Bangkok masuk dalam peringkat 5 besar kota paling tercemar

Menurut IQAir, sebuah perusahaan kualitas udara yang berpusat di Swiss, kota-kota di Thailand termasuk yang paling tercemar. 

Tahun lalu, Bangkok masuk dalam peringkat lima besar, di mana polusi perkotaan di ibu kota itu sebagian besar berasal dari padatnya lalu lintas, pekerjaan konstruksi, emisi pabrik, dan pembakaran sampah.

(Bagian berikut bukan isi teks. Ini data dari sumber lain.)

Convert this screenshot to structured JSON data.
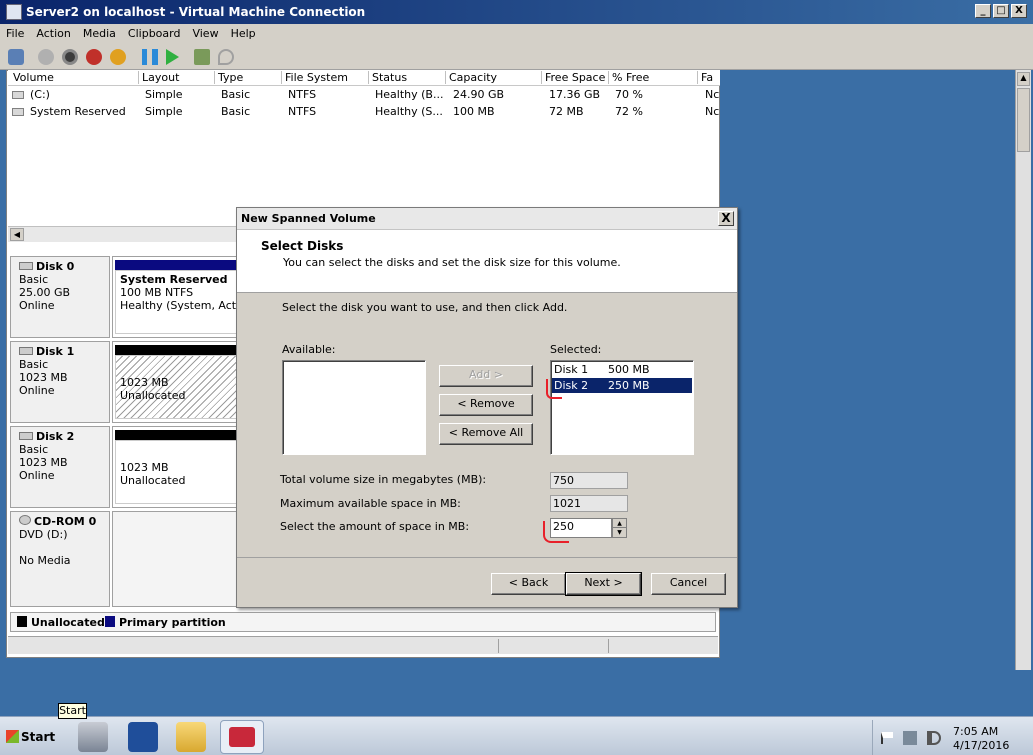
{
  "host": {
    "title": "Server2 on localhost - Virtual Machine Connection",
    "menu": [
      "File",
      "Action",
      "Media",
      "Clipboard",
      "View",
      "Help"
    ],
    "caption_buttons": [
      "_",
      "□",
      "X"
    ]
  },
  "volume_list": {
    "columns": [
      "Volume",
      "Layout",
      "Type",
      "File System",
      "Status",
      "Capacity",
      "Free Space",
      "% Free",
      "Fa"
    ],
    "rows": [
      [
        "(C:)",
        "Simple",
        "Basic",
        "NTFS",
        "Healthy (B...",
        "24.90 GB",
        "17.36 GB",
        "70 %",
        "Nc"
      ],
      [
        "System Reserved",
        "Simple",
        "Basic",
        "NTFS",
        "Healthy (S...",
        "100 MB",
        "72 MB",
        "72 %",
        "Nc"
      ]
    ]
  },
  "disks": [
    {
      "name": "Disk 0",
      "type": "Basic",
      "size": "25.00 GB",
      "state": "Online",
      "part_title": "System Reserved",
      "part_line1": "100 MB NTFS",
      "part_line2": "Healthy (System, Active"
    },
    {
      "name": "Disk 1",
      "type": "Basic",
      "size": "1023 MB",
      "state": "Online",
      "part_line1": "1023 MB",
      "part_line2": "Unallocated"
    },
    {
      "name": "Disk 2",
      "type": "Basic",
      "size": "1023 MB",
      "state": "Online",
      "part_line1": "1023 MB",
      "part_line2": "Unallocated"
    },
    {
      "name": "CD-ROM 0",
      "type": "DVD (D:)",
      "state": "No Media"
    }
  ],
  "legend": {
    "unallocated": "Unallocated",
    "primary": "Primary partition"
  },
  "wizard": {
    "title": "New Spanned Volume",
    "close": "X",
    "heading": "Select Disks",
    "subheading": "You can select the disks and set the disk size for this volume.",
    "instruction": "Select the disk you want to use, and then click Add.",
    "available_label": "Available:",
    "selected_label": "Selected:",
    "selected_items": [
      {
        "disk": "Disk 1",
        "size": "500 MB"
      },
      {
        "disk": "Disk 2",
        "size": "250 MB"
      }
    ],
    "add_label": "Add >",
    "remove_label": "< Remove",
    "remove_all_label": "< Remove All",
    "total_label": "Total volume size in megabytes (MB):",
    "total_value": "750",
    "max_label": "Maximum available space in MB:",
    "max_value": "1021",
    "amount_label": "Select the amount of space in MB:",
    "amount_value": "250",
    "back_label": "< Back",
    "next_label": "Next >",
    "cancel_label": "Cancel"
  },
  "taskbar": {
    "start_label": "Start",
    "tooltip": "Start",
    "time": "7:05 AM",
    "date": "4/17/2016"
  },
  "colors": {
    "desktop": "#3a6ea5",
    "selection": "#0a246a",
    "primary_partition": "#0a0a80",
    "unallocated": "#000000",
    "annotation": "#e8202a"
  }
}
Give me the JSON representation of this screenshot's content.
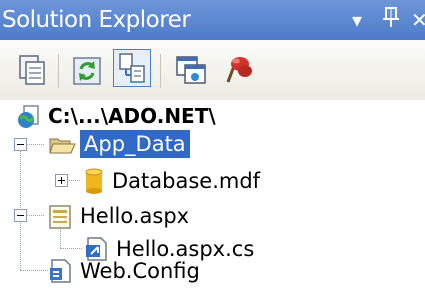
{
  "window": {
    "title": "Solution Explorer",
    "controls": {
      "dropdown": "▾",
      "pin": "ᵽ",
      "close": "✕"
    }
  },
  "toolbar": {
    "buttons": [
      {
        "icon": "properties-icon"
      },
      {
        "icon": "refresh-icon"
      },
      {
        "icon": "nest-related-files-icon",
        "active": true
      },
      {
        "icon": "view-designer-icon"
      },
      {
        "icon": "copy-website-icon"
      }
    ]
  },
  "tree": {
    "root": "C:\\...\\ADO.NET\\",
    "items": [
      {
        "label": "App_Data",
        "selected": true,
        "expander": "collapse"
      },
      {
        "label": "Database.mdf",
        "expander": "expand"
      },
      {
        "label": "Hello.aspx",
        "expander": "collapse"
      },
      {
        "label": "Hello.aspx.cs"
      },
      {
        "label": "Web.Config"
      }
    ]
  },
  "colors": {
    "titlebar": "#5a86d0",
    "selection": "#3169c6",
    "toolbar": "#f3f2ec"
  }
}
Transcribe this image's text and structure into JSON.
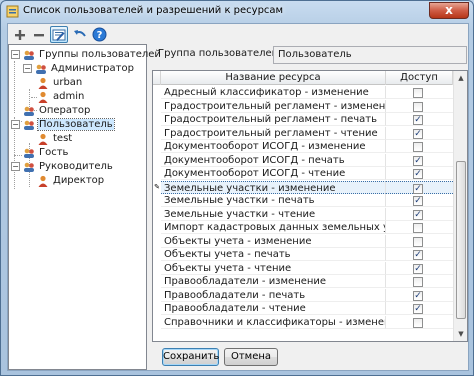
{
  "window": {
    "title": "Список пользователей и разрешений к ресурсам",
    "close_symbol": "x"
  },
  "toolbar": {
    "buttons": [
      {
        "name": "add-icon",
        "glyph": "+"
      },
      {
        "name": "remove-icon",
        "glyph": "−"
      },
      {
        "name": "edit-icon",
        "glyph": ""
      },
      {
        "name": "undo-icon",
        "glyph": "↶"
      },
      {
        "name": "help-icon",
        "glyph": "?"
      }
    ]
  },
  "tree": {
    "root": "Группы пользователей",
    "nodes": [
      {
        "label": "Администратор"
      },
      {
        "label": "urban"
      },
      {
        "label": "admin"
      },
      {
        "label": "Оператор"
      },
      {
        "label": "Пользователь"
      },
      {
        "label": "test"
      },
      {
        "label": "Гость"
      },
      {
        "label": "Руководитель"
      },
      {
        "label": "Директор"
      }
    ]
  },
  "group": {
    "label": "Группа пользователей",
    "value": "Пользователь"
  },
  "grid": {
    "columns": [
      "Название ресурса",
      "Доступ"
    ],
    "rows": [
      {
        "name": "Адресный классификатор - изменение",
        "access": false
      },
      {
        "name": "Градостроительный регламент - изменение",
        "access": false
      },
      {
        "name": "Градостроительный регламент - печать",
        "access": true
      },
      {
        "name": "Градостроительный регламент - чтение",
        "access": true
      },
      {
        "name": "Документооборот ИСОГД - изменение",
        "access": false
      },
      {
        "name": "Документооборот ИСОГД - печать",
        "access": true
      },
      {
        "name": "Документооборот ИСОГД - чтение",
        "access": true
      },
      {
        "name": "Земельные участки - изменение",
        "access": true,
        "current": true
      },
      {
        "name": "Земельные участки - печать",
        "access": true
      },
      {
        "name": "Земельные участки - чтение",
        "access": true
      },
      {
        "name": "Импорт кадастровых данных земельных участков из",
        "access": false
      },
      {
        "name": "Объекты учета - изменение",
        "access": false
      },
      {
        "name": "Объекты учета - печать",
        "access": true
      },
      {
        "name": "Объекты учета - чтение",
        "access": true
      },
      {
        "name": "Правообладатели - изменение",
        "access": false
      },
      {
        "name": "Правообладатели - печать",
        "access": true
      },
      {
        "name": "Правообладатели - чтение",
        "access": true
      },
      {
        "name": "Справочники и классификаторы - изменение",
        "access": false
      }
    ]
  },
  "buttons": {
    "save": "Сохранить",
    "cancel": "Отмена"
  }
}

Pravit menunjukkan bahwa, meskipun kendaraan listrik semakin populer, volume kendaraan berbahan bakar bensin dan asap knalpotnya masih terus meningkat. Sementara emisi kendaraan dan debu di lokasi konstruksi merupakan kontributor besar terhadap polusi udara di Thailand, tambahnya.

"Terlepas dari semua ini, tidak ada satu pun organisasi nonpemerintah atau kelompok masyarakat yang menangani masalah ini secara penuh waktu," kata Pravit.

"Hal ini sebagian dapat dijelaskan oleh fakta bahwa masalahnya bersifat musiman, sebagian besar terbatas pada musim kemarau dari bulan November hingga April dan begitu hujan mulai turun, hal itu tidak lagi menjadi masalah. Beberapa orang juga merasa masalahnya terlalu rumit untuk benar-benar diselesaikan," kata Pravit kepada DW.

Transformasi Tuktuk bagi Masa Depan Ramah Lingkungan

Mencari solusi untuk masalah polusi di Thailand

Kornkanok Wathanabhoom, Koordinator Hukum wilayah Mekong di organisasi internasional EarthRights, mengatakan bahwa Thailand membutuhkan pendekatan yang terdesentralisasi.

"Salah satu tantangan utama adalah karena pemerintah berpusat di Bangkok, tetapi semua daerah di Thailand berbeda," katanya kepada DW.

"Harus ada desentralisasi, dan memberikan lebih banyak kekuasaan kepada pemerintah daerah atau gubernur setempat dalam menemukan solusi untuk melindungi kebakaran hutan dan juga cara-cara lain dalam mengurangi pembakaran."

Teknologi baru juga diperlukan, tambah Kornkanok, dengan menyarankan bahwa pembakaran sisa jerami itu mungkin tidak diperlukan jika konsumen bersedia membayar lebih untuk hasil produk akhir.

"Sebagai contoh, orang-orang mengatakan bahwa (para petani? membakar tebu karena itu lebih mudah, tetapi akan lebih mahal jika para petani memotongnya tanpa membakar. Jika biaya produk lebih tinggi dan semua orang memahami bahwa mereka harus membayar lebih untuk melindungi kesehatan bersama, kita tidak perlu membeli alat pemurni udara atau masker wajah."

Kelompok-kelompok pemerhati lingkungan juga telah mendorong Thailand untuk menerapkan Daftar Pelepasan dan Pemindahan Polutan (PRTR), sebuah basis data polutan yang dilepaskan ke atmosfer, seperti udara, air, dan tanah oleh pabrik-pabrik.

Kornkanok mendukung ide tersebut

"Jika ada bagian yang terkait dengan PRTR, itu akan bagus, masyarakat akan memiliki akses ke informasi. Mereka dapat membuat langkah-langkah pencegahan dari Kementerian Kesehatan Masyarakat khusus bagi orang-orang yang terkena dampak di daerah itu," katanya.

Namun, jika Thailand memberlakukan undang-undang udara bersih, masih akan ada kesulitan untuk meminta pertanggungjawaban dari orang-orang atau pelaku bisnis jika pihak mereka melakukan polusi di luar batas undang-undang.

Thailand berbatasan dengan beberapa negara, termasuk negara tetangga di Asia Tenggara, seperti Laos dan Myanmar.

"Faktor-faktor yang berkontribusi juga termasuk pembakaran limbah pertanian baik di Thailand maupun di negara-negara tetangga seperti Kamboja, Myanmar, Laos dan Vietnam. Akan sulit untuk membujuk negara-negara ini agar bertindak jika mereka tidak mau," kata Rojanaphruk.

Kornkanok menggemakan sentimen ini, dengan mengatakan bahwa menegakkan peraturan akan menjadi suatu masalah.

"Tantangan lainnya adalah kabut asap lintas batas dari pertanian jagung karena di bagian utara kami terkena dampak dari (pakan) jagung untuk bibit ternak, dan perkebunan gula dari Laos dan Myanmar," kata Kornkanok kepada DW.

"Akan ada masalah untuk menuntut orang-orang di luar negeri, bagaimana mereka akan datang ke pengadilan (Thailand). Ini merupakan tantangan bagi para penegak hukum, mereka dapat membuat undang-undang, tetapi jika Anda tidak dapat menegakkannya, pada akhirnya undang-undang itu hanya ada di atas kertas."